Perhaps there was never a novelist so self-effacing as Helen Humphreys, a novelist so adverse to inhabiting the space between her characters and her readers. This accounts, in part, for the intimacy and sparkling clarity of her stories, which give the magical impression of unfurling all around us.
Humphreys is also an award-winning poet, and in her latest novel, a fictionalized chronicle of the love affair between Charles Sainte-Beuve and Adele Hugo, she applies this gift in the best way, entering us into her characters’ sensual experience of the world: We occupy the protagonists’ bodies as well as their minds. How apt, for The Reinvention of Love, is more than the romantic story of an illicit affair, it is also a clever, witty inquiry into the nature of love, reminiscent of the metaphysical poets.
The story is set amid the political turbulence and artistic fervour of 19th-century Paris. Charles Sainte-Beuve, an influential critic, earns the friendship of Victor Hugo after writing a review celebrating the writer’s poems. He joins Hugo’s literary circle, the Cenacle, which includes painter Delacroix, poet Lamartine and the boastful, profligate Alexandre Dumas. Charles becomes a fixture in the bustling Hugo household on Notre-Dame-des-Champs.
Quite precipitously he falls in love with Victor’s wife Adele and, happily, his feelings are returned. Charles and Adele stroll discreetly in the apple orchard of Jardin de Luxembourg. Charles dresses as a woman (Charlotte) so they can meet without suspicion in the church. Whenever possible, they register as man and wife at the Hotel Saint-Paul and climb the winding staircase to the top floor. Charles suffers from a form of hermaphroditism which means he cannot have normal sexual relations. But this only pleases Adele who, after four children, has no desire to become pregnant again.
Humphrey wryly and delicately exposes Charles as a man of mixed motives. He genuinely loves Adele, but at the same time she is his means of defeating Victor. He is bitterly jealous of Victor’s exploding profile, of the charisma that is turning him into the city’s literary darling. Conversations between Charles and Adele tend to begin with love and end with literature. Love and literature as duelling passions is one of the novel’s main metaphysical conceits.

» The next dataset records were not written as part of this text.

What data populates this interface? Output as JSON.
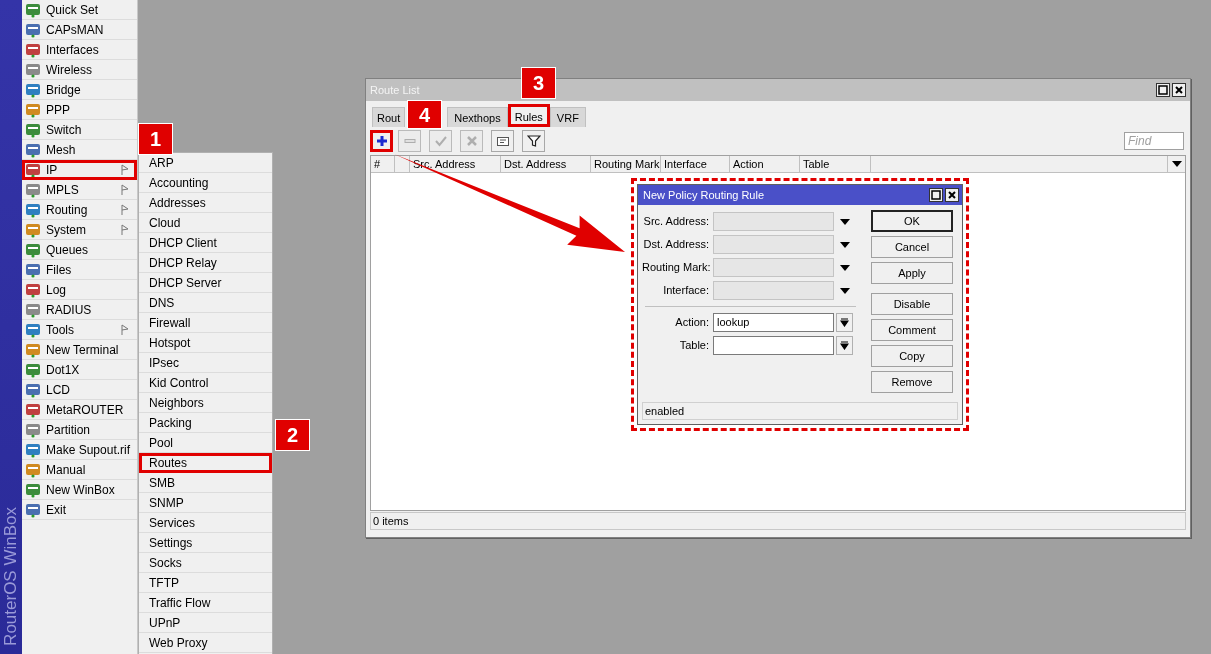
{
  "main_menu": {
    "brand": "RouterOS WinBox",
    "items": [
      {
        "label": "Quick Set",
        "has_submenu": false,
        "highlighted": false
      },
      {
        "label": "CAPsMAN",
        "has_submenu": false,
        "highlighted": false
      },
      {
        "label": "Interfaces",
        "has_submenu": false,
        "highlighted": false
      },
      {
        "label": "Wireless",
        "has_submenu": false,
        "highlighted": false
      },
      {
        "label": "Bridge",
        "has_submenu": false,
        "highlighted": false
      },
      {
        "label": "PPP",
        "has_submenu": false,
        "highlighted": false
      },
      {
        "label": "Switch",
        "has_submenu": false,
        "highlighted": false
      },
      {
        "label": "Mesh",
        "has_submenu": false,
        "highlighted": false
      },
      {
        "label": "IP",
        "has_submenu": true,
        "highlighted": true
      },
      {
        "label": "MPLS",
        "has_submenu": true,
        "highlighted": false
      },
      {
        "label": "Routing",
        "has_submenu": true,
        "highlighted": false
      },
      {
        "label": "System",
        "has_submenu": true,
        "highlighted": false
      },
      {
        "label": "Queues",
        "has_submenu": false,
        "highlighted": false
      },
      {
        "label": "Files",
        "has_submenu": false,
        "highlighted": false
      },
      {
        "label": "Log",
        "has_submenu": false,
        "highlighted": false
      },
      {
        "label": "RADIUS",
        "has_submenu": false,
        "highlighted": false
      },
      {
        "label": "Tools",
        "has_submenu": true,
        "highlighted": false
      },
      {
        "label": "New Terminal",
        "has_submenu": false,
        "highlighted": false
      },
      {
        "label": "Dot1X",
        "has_submenu": false,
        "highlighted": false
      },
      {
        "label": "LCD",
        "has_submenu": false,
        "highlighted": false
      },
      {
        "label": "MetaROUTER",
        "has_submenu": false,
        "highlighted": false
      },
      {
        "label": "Partition",
        "has_submenu": false,
        "highlighted": false
      },
      {
        "label": "Make Supout.rif",
        "has_submenu": false,
        "highlighted": false
      },
      {
        "label": "Manual",
        "has_submenu": false,
        "highlighted": false
      },
      {
        "label": "New WinBox",
        "has_submenu": false,
        "highlighted": false
      },
      {
        "label": "Exit",
        "has_submenu": false,
        "highlighted": false
      }
    ]
  },
  "submenu": {
    "items": [
      {
        "label": "ARP",
        "highlighted": false
      },
      {
        "label": "Accounting",
        "highlighted": false
      },
      {
        "label": "Addresses",
        "highlighted": false
      },
      {
        "label": "Cloud",
        "highlighted": false
      },
      {
        "label": "DHCP Client",
        "highlighted": false
      },
      {
        "label": "DHCP Relay",
        "highlighted": false
      },
      {
        "label": "DHCP Server",
        "highlighted": false
      },
      {
        "label": "DNS",
        "highlighted": false
      },
      {
        "label": "Firewall",
        "highlighted": false
      },
      {
        "label": "Hotspot",
        "highlighted": false
      },
      {
        "label": "IPsec",
        "highlighted": false
      },
      {
        "label": "Kid Control",
        "highlighted": false
      },
      {
        "label": "Neighbors",
        "highlighted": false
      },
      {
        "label": "Packing",
        "highlighted": false
      },
      {
        "label": "Pool",
        "highlighted": false
      },
      {
        "label": "Routes",
        "highlighted": true
      },
      {
        "label": "SMB",
        "highlighted": false
      },
      {
        "label": "SNMP",
        "highlighted": false
      },
      {
        "label": "Services",
        "highlighted": false
      },
      {
        "label": "Settings",
        "highlighted": false
      },
      {
        "label": "Socks",
        "highlighted": false
      },
      {
        "label": "TFTP",
        "highlighted": false
      },
      {
        "label": "Traffic Flow",
        "highlighted": false
      },
      {
        "label": "UPnP",
        "highlighted": false
      },
      {
        "label": "Web Proxy",
        "highlighted": false
      }
    ]
  },
  "route_list": {
    "title": "Route List",
    "tabs": [
      {
        "label": "Rout",
        "selected": false,
        "highlighted": false
      },
      {
        "label": "Nexthops",
        "selected": false,
        "highlighted": false
      },
      {
        "label": "Rules",
        "selected": true,
        "highlighted": true
      },
      {
        "label": "VRF",
        "selected": false,
        "highlighted": false
      }
    ],
    "toolbar": [
      {
        "kind": "add",
        "disabled": false,
        "highlighted": true
      },
      {
        "kind": "remove",
        "disabled": true
      },
      {
        "kind": "enable",
        "disabled": true
      },
      {
        "kind": "disable",
        "disabled": true
      },
      {
        "kind": "comment",
        "disabled": false
      },
      {
        "kind": "filter",
        "disabled": false
      }
    ],
    "find_placeholder": "Find",
    "columns": [
      "#",
      "Src. Address",
      "Dst. Address",
      "Routing Mark",
      "Interface",
      "Action",
      "Table"
    ],
    "status": "0 items"
  },
  "dialog": {
    "title": "New Policy Routing Rule",
    "highlighted": true,
    "fields": [
      {
        "label": "Src. Address:",
        "kind": "dropdown",
        "disabled": true
      },
      {
        "label": "Dst. Address:",
        "kind": "dropdown",
        "disabled": true
      },
      {
        "label": "Routing Mark:",
        "kind": "dropdown",
        "disabled": true
      },
      {
        "label": "Interface:",
        "kind": "dropdown",
        "disabled": true
      },
      {
        "label": "Action:",
        "kind": "combo",
        "disabled": false,
        "value": "lookup"
      },
      {
        "label": "Table:",
        "kind": "combo",
        "disabled": false
      }
    ],
    "button_groups": [
      [
        {
          "label": "OK",
          "default": true
        },
        {
          "label": "Cancel",
          "default": false
        },
        {
          "label": "Apply",
          "default": false
        }
      ],
      [
        {
          "label": "Disable",
          "default": false
        },
        {
          "label": "Comment",
          "default": false
        },
        {
          "label": "Copy",
          "default": false
        },
        {
          "label": "Remove",
          "default": false
        }
      ]
    ],
    "status": "enabled"
  },
  "step_badges": [
    "1",
    "2",
    "3",
    "4"
  ]
}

It is a testament to Humphrey’s skill that Victor Hugo should emerge as a mountain of bombast and self-absorbed genius, and yet never overpower in our minds the unimposing figure of Charles. It is Charles’s superbly realized voice that grips us throughout. It is not a loud voice. On the contrary, it is subdued and a little whiny. But he treats the reader like a confidante. Despite his exalted view of his own intelligence, he is amusingly self-deprecating about his flaws. He describes himself as ugly and unmanly and admits to a degree of malicious self-interest, and a too-large helping of ambition. Yet these qualities make him vulnerably, pathetically human. I could not help but like him.
Nevertheless, the combination of his ego and his mouth regularly land him in dangerous situations. He is forever insulting writers who then challenge him to duels. In these delightfully farcical episodes, Charles and his opponents avoid shooting and being shot. Charles fears Victor will demand a deadly contest when he admits the truth about his affair with Adele. But to his surprise, Victor suggests they put the situation behind them and begin their relationship anew. He doesn’t mean it, of course. For the rest of her life, Adele will pay for her indiscretion with Charles, and for the rest of his, Charles will regret the loss of a lover and a friend.

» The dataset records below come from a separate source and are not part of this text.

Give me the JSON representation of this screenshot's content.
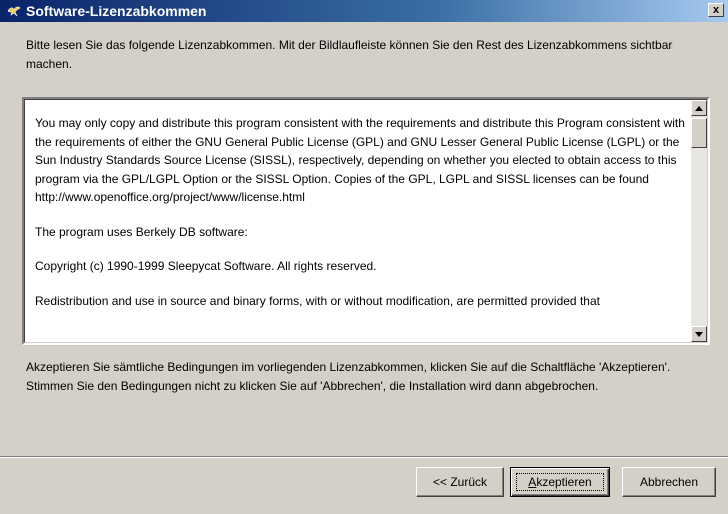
{
  "window": {
    "title": "Software-Lizenzabkommen",
    "title_icon": "bird-logo-icon",
    "close_label": "x",
    "colors": {
      "titlebar_start": "#0a246a",
      "titlebar_end": "#a6caf0",
      "face": "#d4d0c8"
    }
  },
  "intro": {
    "text": "Bitte lesen Sie das folgende Lizenzabkommen. Mit der Bildlaufleiste können Sie den Rest des Lizenzabkommens sichtbar machen."
  },
  "license": {
    "paragraphs": [
      "You may only copy and distribute this program consistent with the requirements and distribute this Program consistent with the requirements of either the GNU General Public License (GPL) and GNU Lesser General Public License (LGPL) or the Sun Industry Standards Source License (SISSL), respectively, depending on whether you elected to obtain access to this program via the GPL/LGPL Option or the SISSL Option. Copies of the GPL, LGPL and SISSL licenses can be found http://www.openoffice.org/project/www/license.html",
      "The program uses Berkely DB software:",
      "Copyright (c) 1990-1999 Sleepycat Software.  All rights reserved.",
      "Redistribution and use in source and binary forms, with or without modification, are permitted provided that"
    ]
  },
  "outro": {
    "text": "Akzeptieren Sie sämtliche Bedingungen im vorliegenden Lizenzabkommen, klicken Sie auf die Schaltfläche 'Akzeptieren'. Stimmen Sie den Bedingungen nicht zu klicken Sie auf 'Abbrechen', die Installation wird dann abgebrochen."
  },
  "buttons": {
    "back_label": "<< Zurück",
    "accept_label_prefix": "",
    "accept_label_underlined": "A",
    "accept_label_rest": "kzeptieren",
    "cancel_label": "Abbrechen"
  }
}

After the affair, Charles devotes his days entirely to writing. His reputation as a critic soars with the popularity of his literary portraits. Occasionally, his friend the novelist George Sand drops by in her masculine attire to discuss her endless search for love. For a time, he enjoys a close friendship with Napoleon Bonaparte’s niece. But mostly Charles writes and reminisces about Adele.

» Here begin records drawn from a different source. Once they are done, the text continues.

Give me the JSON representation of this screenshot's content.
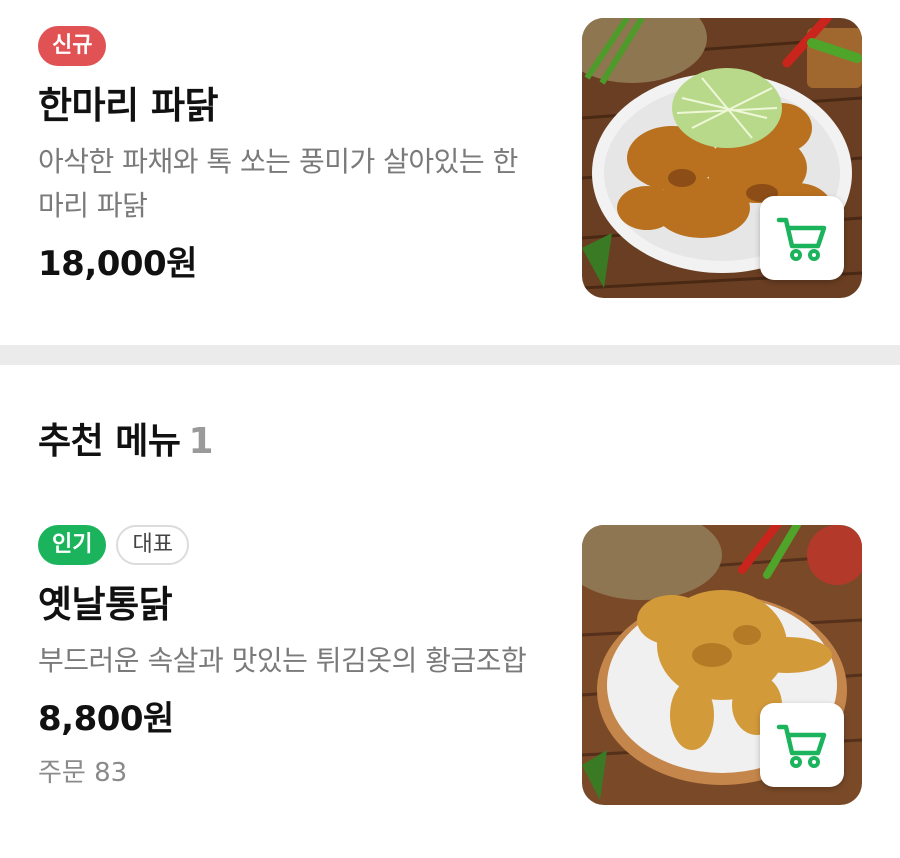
{
  "items": [
    {
      "badges": [
        {
          "label": "신규",
          "style": "new"
        }
      ],
      "name": "한마리 파닭",
      "description": "아삭한 파채와 톡 쏘는 풍미가 살아있는 한마리 파닭",
      "price": "18,000원",
      "cart_icon": "cart-icon"
    },
    {
      "badges": [
        {
          "label": "인기",
          "style": "popular"
        },
        {
          "label": "대표",
          "style": "outline"
        }
      ],
      "name": "옛날통닭",
      "description": "부드러운 속살과 맛있는 튀김옷의 황금조합",
      "price": "8,800원",
      "orders_label": "주문",
      "orders_count": "83",
      "cart_icon": "cart-icon"
    }
  ],
  "section": {
    "title": "추천 메뉴",
    "count": "1"
  },
  "colors": {
    "new_badge": "#e15254",
    "popular_badge": "#1bb35b",
    "cart_icon": "#1bb35b",
    "divider": "#ebebeb"
  }
}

The atmosphere turns decidedly ghostly with the sudden appearance of Adele’s adult daughter Dede, who has never recovered from the death of her older sister. Dede’s unrequited love for a British soldier takes her to Halifax, Barbados and finally to an asylum in Paris. These final sections feel a little like a wing added onto a mansion; they give the overall work a baroque architecture. Oddly enough, it is in keeping with the increasingly eerie sensibility. I was sorry when the novel ended. It’s always a privilege to spend time in Humphrey’s imagination.
Donna Bailey Nurse is a Toronto writer and editor.